Change is resisted. Most of us don’t like it. For the past decades we have pretended that the physical could go on just the same even when it had been replaced by the virtual. But Covid 19 has ended that pretence.



There are some people who are required today to go out and interact with other people. This is because the nature of their job requires it and society requires that their job continues even when most of us are stuck at home. This work is essential. Everything else is inessential.

Doctors and nurses still need to turn up at hospitals and risk becoming infected themselves because their job for the most part cannot be done virtually. Doctors might be able to talk with patients with video calls, but sometimes they have to be able to see them and touch them. Treatment still involves a physical interaction between a nurse and a patient.

Supermarkets already have automatic checkouts and the present crisis will accelerate the move to automation, but there still need to be people who deliver stock and put it on the shelves.

Rubbish collection cannot be done virtually, yet without it there would be a greater public health crisis than there already is. People still need to drive around emptying bins. There are some other essential jobs. The police, the army, farmers and factory workers are needed in this crisis. The rest of us are not needed.

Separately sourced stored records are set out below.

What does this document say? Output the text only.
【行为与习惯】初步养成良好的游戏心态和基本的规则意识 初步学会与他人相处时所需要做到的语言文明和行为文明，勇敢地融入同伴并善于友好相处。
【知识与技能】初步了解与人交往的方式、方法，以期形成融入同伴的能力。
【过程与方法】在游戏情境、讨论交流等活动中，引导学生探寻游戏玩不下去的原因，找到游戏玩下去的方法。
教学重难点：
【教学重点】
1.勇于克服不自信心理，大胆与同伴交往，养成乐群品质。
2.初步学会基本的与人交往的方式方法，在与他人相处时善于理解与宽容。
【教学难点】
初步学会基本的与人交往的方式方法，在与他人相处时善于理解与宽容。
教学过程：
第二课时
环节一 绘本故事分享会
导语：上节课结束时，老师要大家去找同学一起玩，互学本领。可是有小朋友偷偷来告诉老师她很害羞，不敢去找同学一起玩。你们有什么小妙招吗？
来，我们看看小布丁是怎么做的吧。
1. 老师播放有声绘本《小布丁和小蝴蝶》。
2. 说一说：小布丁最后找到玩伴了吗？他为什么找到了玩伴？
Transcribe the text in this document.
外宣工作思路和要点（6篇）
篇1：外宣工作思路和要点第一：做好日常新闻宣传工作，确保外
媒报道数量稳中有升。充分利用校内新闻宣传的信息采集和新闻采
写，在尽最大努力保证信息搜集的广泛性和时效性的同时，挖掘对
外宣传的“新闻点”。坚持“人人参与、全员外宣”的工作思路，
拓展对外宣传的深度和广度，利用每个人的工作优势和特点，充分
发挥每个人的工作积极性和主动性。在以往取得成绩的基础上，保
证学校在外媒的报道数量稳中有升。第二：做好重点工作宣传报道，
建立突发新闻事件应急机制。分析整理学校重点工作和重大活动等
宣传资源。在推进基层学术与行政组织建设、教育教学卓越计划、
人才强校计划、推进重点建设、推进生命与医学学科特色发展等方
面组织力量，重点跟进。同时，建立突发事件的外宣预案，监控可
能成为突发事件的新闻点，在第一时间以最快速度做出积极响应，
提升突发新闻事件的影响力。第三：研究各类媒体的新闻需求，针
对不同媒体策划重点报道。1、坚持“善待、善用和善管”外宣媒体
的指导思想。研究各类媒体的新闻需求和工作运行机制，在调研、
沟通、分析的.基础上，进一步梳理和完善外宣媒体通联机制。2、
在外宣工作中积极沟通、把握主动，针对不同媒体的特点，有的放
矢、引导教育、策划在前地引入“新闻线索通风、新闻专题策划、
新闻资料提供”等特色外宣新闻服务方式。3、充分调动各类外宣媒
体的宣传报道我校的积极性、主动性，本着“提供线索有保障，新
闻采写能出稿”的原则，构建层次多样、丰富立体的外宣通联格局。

The fact that we are stuck at home is damaging the economy, but otherwise the world is continuing as normal. We can buy what we need from the shops. We have power in our homes. We are safe and secure. What do we do when we are at work then? What good does it do, if it is unnecessary now? We produce goods and services that we trade with other countries and with ourselves that create wealth. This will become crucial again soon enough, because it pays the costs of those jobs that are essential, but for the moment our country in its time of crisis can do without us.

The inessential people stuck at home are divided into two groups. There are those of us who can work and there are those of us who cannot. If your job involves sitting in front of a computer and interacting with it, then it is for the most part possible to continue as if nothing has happened. It might be a bit lonely at home, but universities, for example, can with little adaptation function perfectly adequately. Students can have discussions with academics. They can read books and articles online. Research that does not involve interacting with physical objects or travel can continue in many cases just as well as before. When change becomes necessary it happens quickly.

Many jobs that at present require physical interaction could in theory be done virtually. It should be possible to have virtual court rooms with lawyers and juries and defendants. But other jobs clearly require people to be able to travel and interact. Why go to a pub to buy beer and wine if you can’t sit in it and chat? It is far cheaper to buy alcohol from the supermarket.

Those people who are stuck at home, but able to continue working may find that once this crisis has passed, they will continue to do so indefinitely. If journalists can write articles at home and readers can read them online, what is the point of physical newspapers? If writers can write novels and they can be distributed to a Kindle, why have bookshops? If people can work just as effectively at home why are we all getting up early and travelling to an office. What purpose does this office have?  Deduct the cost of buying or renting office space as well as the travel costs and you have a new way of making profit.

The danger for those who cannot work at home is that the world goes on perfectly adequately without their work. If I can buy all I need online, physical shops will cease to have a purpose. Will they even reopen?

We are learning to live without buying expensive coffee at Starbucks. We can eat perfectly adequately without going to restaurants and drink all we please from cans and bottles bought at the supermarket. We can be entertained by online streaming and have no need to go to Cinemas. We are discovering lots of jobs that we can do without. 

There used to be all sorts of jobs that existed in previous centuries that barely exist at all now. When people began to drive cars, the jobs associated with horses declined. We are in the midst of a similar Covidian revolution. It was going to happen anyway, but Covid 19 and the need to live virtually is going to make it happen more quickly. Those of us who are stuck at home are inessential workers, but those of us who are both inessential and unable to work from home might as well be gas lamplighters trying to compete with Edison.